Ein Rechtsanwalt aus Hessen hat nach Informationen von MDR THÜRINGEN einem Gothaer Neonazi-Drogenhändlerring beim Kauf von Immobilien geholfen. Die Staatsanwaltschaft wirft ihm unter anderem Geldwäsche in 42 Fällen vor. Ein Rechtsanwalt aus Hessen soll den mutmaßlichen Gothaer Neonazi-Drogenhändlerring maßgeblich unterstützt haben. Das ergaben Recherchen von MDR THÜRINGEN. Demnach soll Dirk Waldschmidt über eine Firma seiner Lebensgefährtin eine Immobilie für die Neonazi-Rocker in Gotha gekauft haben. Dort sollte ein zweites Bordell der Rechtsextremisten entstehen, die in der Stadt bereits ein Bordell eröffnet hatten. Beim Kauf 2020 trat der Anwalt mit Vollmacht für die Immobilienfirma auf. Tatsächlich soll er im Auftrag der sogenannten Turonen gehandelt haben, einer rechtsextremen Bruderschaft, die den Drogenhändlerring geführt haben soll. Nach Recherchen des MDR wirft die Staatsanwaltschaft dem Anwalt Geldwäsche in 42 Fällen und gewerbsmäßigen Drogenhandel in drei Fällen vor – davon einer gepaart mit Erpressung. Waldschmidt hatte offenbar neben der Geldwäsche die Aufgabe, das Turonen-Netzwerk juristisch zu schützen – so die Ermittler. Die Geldwäsche soll nach MDR-Recherchen über zwei Firmen abgewickelt worden sein. So soll Waldschmidt Gelder aus dem Drogenhandel der Rechtsextremen als Gehälter an mutmaßliche Bandenmitglieder gezahlt haben. Das Geld soll dann zurück in die Bordelle, die Szene oder den Drogenkauf geflossen sein. Außerdem soll Waldschmidt dem NSU-Unterstützer Ralf Wohlleben über Monate Zuwendungen in Höhe von 450 Euro pro Monat gezahlt haben.

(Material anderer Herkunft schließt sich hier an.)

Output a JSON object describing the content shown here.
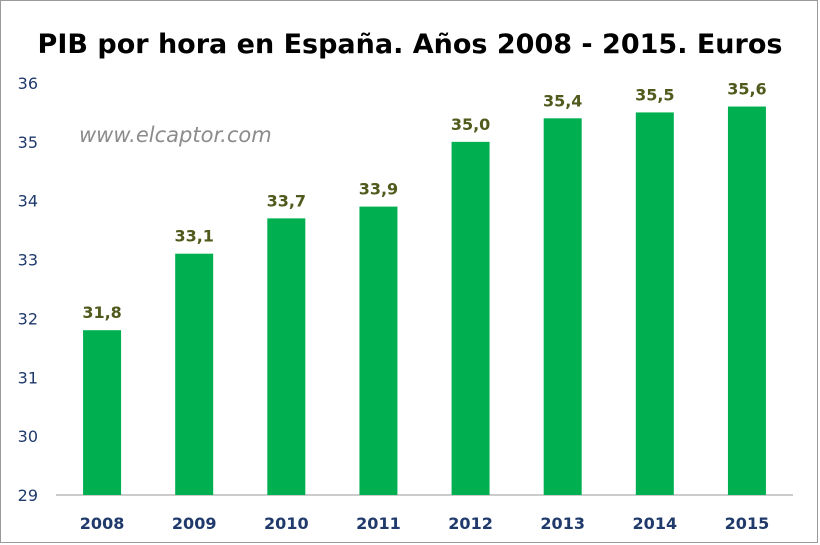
{
  "chart_data": {
    "type": "bar",
    "title": "PIB por hora en España. Años 2008 - 2015. Euros",
    "watermark": "www.elcaptor.com",
    "categories": [
      "2008",
      "2009",
      "2010",
      "2011",
      "2012",
      "2013",
      "2014",
      "2015"
    ],
    "values": [
      31.8,
      33.1,
      33.7,
      33.9,
      35.0,
      35.4,
      35.5,
      35.6
    ],
    "data_labels": [
      "31,8",
      "33,1",
      "33,7",
      "33,9",
      "35,0",
      "35,4",
      "35,5",
      "35,6"
    ],
    "yticks": [
      "29",
      "30",
      "31",
      "32",
      "33",
      "34",
      "35",
      "36"
    ],
    "ylim": [
      29,
      36
    ],
    "xlabel": "",
    "ylabel": "",
    "grid": false,
    "legend": "none",
    "colors": {
      "bar": "#00b050",
      "axis_text": "#1f3a6b",
      "data_label": "#4f5a1c",
      "watermark": "#8c8c8c"
    }
  }
}
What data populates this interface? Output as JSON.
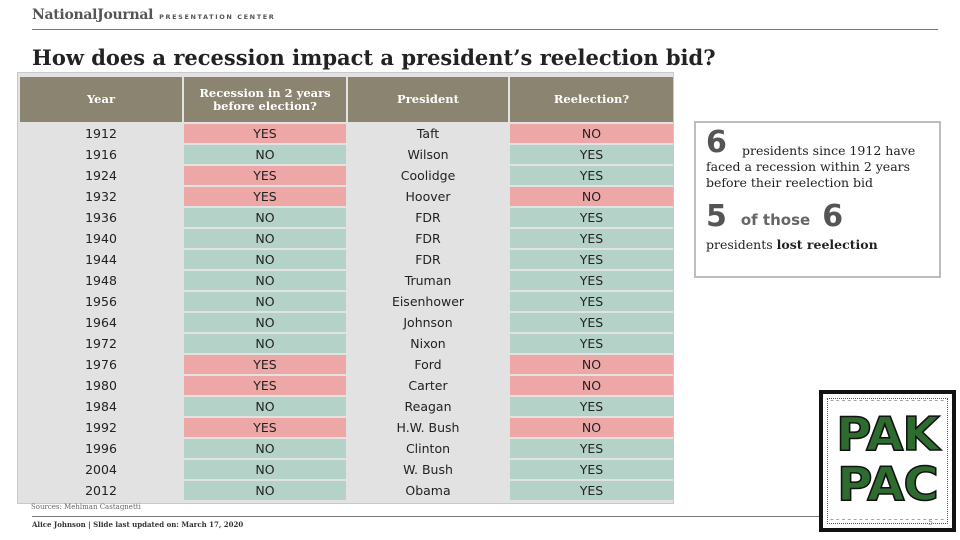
{
  "header": {
    "brand": "NationalJournal",
    "brand_sub": "PRESENTATION CENTER"
  },
  "title": "How does a recession impact a president’s reelection bid?",
  "table": {
    "columns": [
      "Year",
      "Recession in 2 years before election?",
      "President",
      "Reelection?"
    ],
    "rows": [
      {
        "year": "1912",
        "recession": "YES",
        "president": "Taft",
        "reelection": "NO"
      },
      {
        "year": "1916",
        "recession": "NO",
        "president": "Wilson",
        "reelection": "YES"
      },
      {
        "year": "1924",
        "recession": "YES",
        "president": "Coolidge",
        "reelection": "YES"
      },
      {
        "year": "1932",
        "recession": "YES",
        "president": "Hoover",
        "reelection": "NO"
      },
      {
        "year": "1936",
        "recession": "NO",
        "president": "FDR",
        "reelection": "YES"
      },
      {
        "year": "1940",
        "recession": "NO",
        "president": "FDR",
        "reelection": "YES"
      },
      {
        "year": "1944",
        "recession": "NO",
        "president": "FDR",
        "reelection": "YES"
      },
      {
        "year": "1948",
        "recession": "NO",
        "president": "Truman",
        "reelection": "YES"
      },
      {
        "year": "1956",
        "recession": "NO",
        "president": "Eisenhower",
        "reelection": "YES"
      },
      {
        "year": "1964",
        "recession": "NO",
        "president": "Johnson",
        "reelection": "YES"
      },
      {
        "year": "1972",
        "recession": "NO",
        "president": "Nixon",
        "reelection": "YES"
      },
      {
        "year": "1976",
        "recession": "YES",
        "president": "Ford",
        "reelection": "NO"
      },
      {
        "year": "1980",
        "recession": "YES",
        "president": "Carter",
        "reelection": "NO"
      },
      {
        "year": "1984",
        "recession": "NO",
        "president": "Reagan",
        "reelection": "YES"
      },
      {
        "year": "1992",
        "recession": "YES",
        "president": "H.W. Bush",
        "reelection": "NO"
      },
      {
        "year": "1996",
        "recession": "NO",
        "president": "Clinton",
        "reelection": "YES"
      },
      {
        "year": "2004",
        "recession": "NO",
        "president": "W. Bush",
        "reelection": "YES"
      },
      {
        "year": "2012",
        "recession": "NO",
        "president": "Obama",
        "reelection": "YES"
      }
    ]
  },
  "stats": {
    "num_presidents": "6",
    "line1": "presidents since 1912 have faced a recession within 2 years before their reelection bid",
    "num_lost": "5",
    "of_those": "of those",
    "num_total": "6",
    "lost_prefix": "presidents",
    "lost_bold": "lost reelection"
  },
  "sources": "Sources: Mehlman Castagnetti",
  "footer": "Alice Johnson | Slide last updated on: March 17, 2020",
  "logo": {
    "line1": "PAK",
    "line2": "PAC"
  },
  "page_number": "5",
  "colors": {
    "header_bg": "#8b8470",
    "yes_bad": "#eda7a7",
    "good": "#b4d2c8",
    "neutral": "#e2e2e2",
    "logo_green": "#2d6b2f"
  }
}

via mdr: Ermittlungen gegen Gothaer Drogenhändlerring – Rechtsanwalt soll in illegale Geschäfte mit Neonazi-Rockern verwickelt sein

siehe dazu auch: Rechtsrock, #Gewalt und #Drogenhandel: #Razzia bei #Thüringer Neonazis – #RECHTSanwalt #Turonen #Garde20 #Rotlichtmilieu #Bordelle #CrystalMeth #Drogennazis #GelbesHaus #Ballstädt #kriminelle #c18 #28 #bloodandhonour.
Eine Thüringer Neonazi-Gruppe soll im großen Stil mit Drogen gehandelt haben. Am Freitag führten mehr als 500 Polizisten deshalb Durchsuchungen in drei Bundesländern durch. Die Turonen Thüringen sind Teil der militanten rechtsextremen Szene und laut Beobachtern auch mit verbotenen Neonazi-Organisationen vernetzt. Mit einer großangelegten Razzia in Thüringen, Sachsen-Anhalt und Hessen ist die Polizei am Freitag gegen ein kriminelles Neonazi-Netzwerk vorgegangen. Schwerpunkt der Durchsuchungen war Thüringen. Die Polizei fand ersten Angaben zufolge Drogen und Bargeld. Auch Waffen seien gefunden worden, sagte ein Sprecher des Thüringer Landeskriminalamts dem RedaktionsNetzwerk Deutschland (RND).